8385697: Add a Pooled Confined Arena by minborg · Pull Request #31365 · openjdk/jdk

minborg · 2026-06-03T08:50:01Z

Summary

This PR proposes to introduce a pooled confined arena as an optimization for Arena.ofConfined(), where small native allocations can be served from a reusable per-thread memory pool instead of calling the regular native allocator for every short-lived arena. The arena remains confined to its owner thread and is still closed normally, but its backing storage can be reset and reused when the arena closes. The feature requires no API changes.

Pooled memory is zeroed out upon closing an Arena to minimize data visibility between reuse. This means the data is visible only within a TWR block, and never outside it.
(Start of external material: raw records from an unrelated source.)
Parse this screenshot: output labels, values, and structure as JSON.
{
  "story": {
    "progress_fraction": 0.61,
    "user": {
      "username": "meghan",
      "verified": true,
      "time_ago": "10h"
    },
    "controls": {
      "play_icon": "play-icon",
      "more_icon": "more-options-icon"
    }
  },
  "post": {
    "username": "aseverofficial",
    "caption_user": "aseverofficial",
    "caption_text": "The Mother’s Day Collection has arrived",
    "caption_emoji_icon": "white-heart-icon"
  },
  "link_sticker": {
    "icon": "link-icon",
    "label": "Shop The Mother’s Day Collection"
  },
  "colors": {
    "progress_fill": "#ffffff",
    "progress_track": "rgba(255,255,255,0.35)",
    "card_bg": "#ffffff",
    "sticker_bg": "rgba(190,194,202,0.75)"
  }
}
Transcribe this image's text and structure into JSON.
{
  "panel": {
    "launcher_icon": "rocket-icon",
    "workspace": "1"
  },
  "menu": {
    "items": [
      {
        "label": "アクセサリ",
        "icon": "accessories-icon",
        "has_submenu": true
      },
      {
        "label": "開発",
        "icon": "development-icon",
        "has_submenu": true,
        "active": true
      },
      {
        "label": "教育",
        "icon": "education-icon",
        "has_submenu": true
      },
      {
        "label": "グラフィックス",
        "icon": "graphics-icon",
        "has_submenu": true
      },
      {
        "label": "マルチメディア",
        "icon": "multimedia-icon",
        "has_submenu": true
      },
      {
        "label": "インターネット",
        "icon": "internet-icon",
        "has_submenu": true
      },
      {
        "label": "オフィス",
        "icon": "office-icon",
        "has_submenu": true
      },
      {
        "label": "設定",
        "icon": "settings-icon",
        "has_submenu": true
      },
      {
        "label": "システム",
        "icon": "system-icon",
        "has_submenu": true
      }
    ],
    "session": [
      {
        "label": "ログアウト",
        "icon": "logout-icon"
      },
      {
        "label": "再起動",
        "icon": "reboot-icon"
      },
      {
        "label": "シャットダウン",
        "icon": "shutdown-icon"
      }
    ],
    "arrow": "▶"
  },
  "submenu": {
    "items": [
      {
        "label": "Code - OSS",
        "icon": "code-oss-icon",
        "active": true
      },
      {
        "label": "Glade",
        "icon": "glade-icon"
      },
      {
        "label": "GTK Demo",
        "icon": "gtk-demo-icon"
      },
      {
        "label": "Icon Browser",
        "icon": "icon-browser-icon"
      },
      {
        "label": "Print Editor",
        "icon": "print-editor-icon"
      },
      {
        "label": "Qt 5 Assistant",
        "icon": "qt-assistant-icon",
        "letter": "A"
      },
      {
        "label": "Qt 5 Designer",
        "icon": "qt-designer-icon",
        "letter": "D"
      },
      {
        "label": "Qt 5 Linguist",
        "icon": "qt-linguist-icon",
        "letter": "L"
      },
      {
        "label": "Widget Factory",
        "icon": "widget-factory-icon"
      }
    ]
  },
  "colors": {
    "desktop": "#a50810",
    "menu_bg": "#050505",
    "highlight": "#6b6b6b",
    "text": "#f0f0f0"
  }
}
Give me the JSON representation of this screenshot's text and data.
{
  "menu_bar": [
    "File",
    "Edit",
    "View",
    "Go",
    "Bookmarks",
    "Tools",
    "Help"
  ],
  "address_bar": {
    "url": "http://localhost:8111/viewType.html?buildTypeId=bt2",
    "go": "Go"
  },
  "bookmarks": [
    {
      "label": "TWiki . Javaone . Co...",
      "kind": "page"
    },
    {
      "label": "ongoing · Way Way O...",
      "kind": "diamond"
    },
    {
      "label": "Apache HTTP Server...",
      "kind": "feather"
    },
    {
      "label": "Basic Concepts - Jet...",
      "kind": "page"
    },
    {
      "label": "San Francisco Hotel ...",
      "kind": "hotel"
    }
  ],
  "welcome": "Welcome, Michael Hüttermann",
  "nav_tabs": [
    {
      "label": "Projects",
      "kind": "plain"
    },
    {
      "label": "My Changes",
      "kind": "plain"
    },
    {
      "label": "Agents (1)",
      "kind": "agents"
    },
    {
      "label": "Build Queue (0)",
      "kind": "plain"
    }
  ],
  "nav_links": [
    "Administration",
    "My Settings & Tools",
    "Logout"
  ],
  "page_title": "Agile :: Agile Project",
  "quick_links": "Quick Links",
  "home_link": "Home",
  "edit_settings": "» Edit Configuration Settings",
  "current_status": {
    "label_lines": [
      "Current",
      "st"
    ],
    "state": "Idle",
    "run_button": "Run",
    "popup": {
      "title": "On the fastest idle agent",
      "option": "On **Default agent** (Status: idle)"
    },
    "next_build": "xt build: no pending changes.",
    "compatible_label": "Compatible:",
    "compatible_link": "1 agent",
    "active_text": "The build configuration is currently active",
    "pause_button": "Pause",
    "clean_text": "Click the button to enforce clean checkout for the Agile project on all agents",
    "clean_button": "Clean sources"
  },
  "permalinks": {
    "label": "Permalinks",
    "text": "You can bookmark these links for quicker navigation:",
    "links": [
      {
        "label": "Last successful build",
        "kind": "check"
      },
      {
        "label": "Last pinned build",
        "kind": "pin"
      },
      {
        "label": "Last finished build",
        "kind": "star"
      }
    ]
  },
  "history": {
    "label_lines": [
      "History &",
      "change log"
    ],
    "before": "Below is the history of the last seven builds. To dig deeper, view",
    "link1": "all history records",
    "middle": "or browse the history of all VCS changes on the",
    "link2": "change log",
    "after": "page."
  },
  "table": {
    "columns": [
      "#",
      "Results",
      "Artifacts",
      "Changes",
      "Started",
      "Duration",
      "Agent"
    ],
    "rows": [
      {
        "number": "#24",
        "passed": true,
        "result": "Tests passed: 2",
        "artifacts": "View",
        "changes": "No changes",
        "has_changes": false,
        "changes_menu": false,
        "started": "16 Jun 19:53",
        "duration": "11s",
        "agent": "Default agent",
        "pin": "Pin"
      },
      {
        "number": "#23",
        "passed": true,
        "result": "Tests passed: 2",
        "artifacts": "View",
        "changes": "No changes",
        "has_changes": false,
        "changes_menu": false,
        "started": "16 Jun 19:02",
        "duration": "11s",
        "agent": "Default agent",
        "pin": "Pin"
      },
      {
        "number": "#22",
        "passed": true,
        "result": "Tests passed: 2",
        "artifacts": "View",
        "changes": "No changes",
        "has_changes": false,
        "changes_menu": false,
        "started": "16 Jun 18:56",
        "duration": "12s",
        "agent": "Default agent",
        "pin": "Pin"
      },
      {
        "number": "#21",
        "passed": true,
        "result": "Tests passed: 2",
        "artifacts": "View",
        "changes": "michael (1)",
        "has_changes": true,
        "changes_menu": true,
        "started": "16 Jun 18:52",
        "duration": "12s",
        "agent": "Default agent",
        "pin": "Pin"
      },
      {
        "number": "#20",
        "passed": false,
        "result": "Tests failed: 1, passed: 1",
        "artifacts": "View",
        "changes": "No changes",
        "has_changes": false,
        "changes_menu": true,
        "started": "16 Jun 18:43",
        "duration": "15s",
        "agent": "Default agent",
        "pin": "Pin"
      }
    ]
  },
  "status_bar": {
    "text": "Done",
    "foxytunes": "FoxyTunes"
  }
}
By default, a confined arena has access to 64 bytes of pooled data, and up to two nested confined arenas can gain access to pooling, covering the case for potential upcall allocations. These figures are configurable via system properties. Pooling can also be turned off completely by setting either the pool power-of-two size to zero or the number of nested pools to zero.

Static Analysis

An extensive static corpus analysis of third-party libraries and the JDK itself has been conducted with respect to Area.ofConfined() usage, revealing that confined arenas were used only in TWR blocks and never in an unstructured way. The static analysis further revealed that in most cases, only a small amount of native memory was ever allocated, usually less than 32 bytes, and in many cases, 8 bytes or less. This usage pattern lends itself well to pooling.

Dynamic Analysis

A dynamic statistical analysis of actual runs was also made, where various properties of confined arenas were recorded and summarized during a complete tier1 test run. While a tier1 run is not necessarily representative of a typical application workload, it provided some interesting results:

The run produced 93 per-process histogram blocks and 788,773,092 closed confined arenas. The result is dominated by arenas with no native allocation at all: 375,934,768 arenas (47.661%) are in the zero-byte bucket. Counting arenas up to 63 bytes covers 99.997% of all arena closures.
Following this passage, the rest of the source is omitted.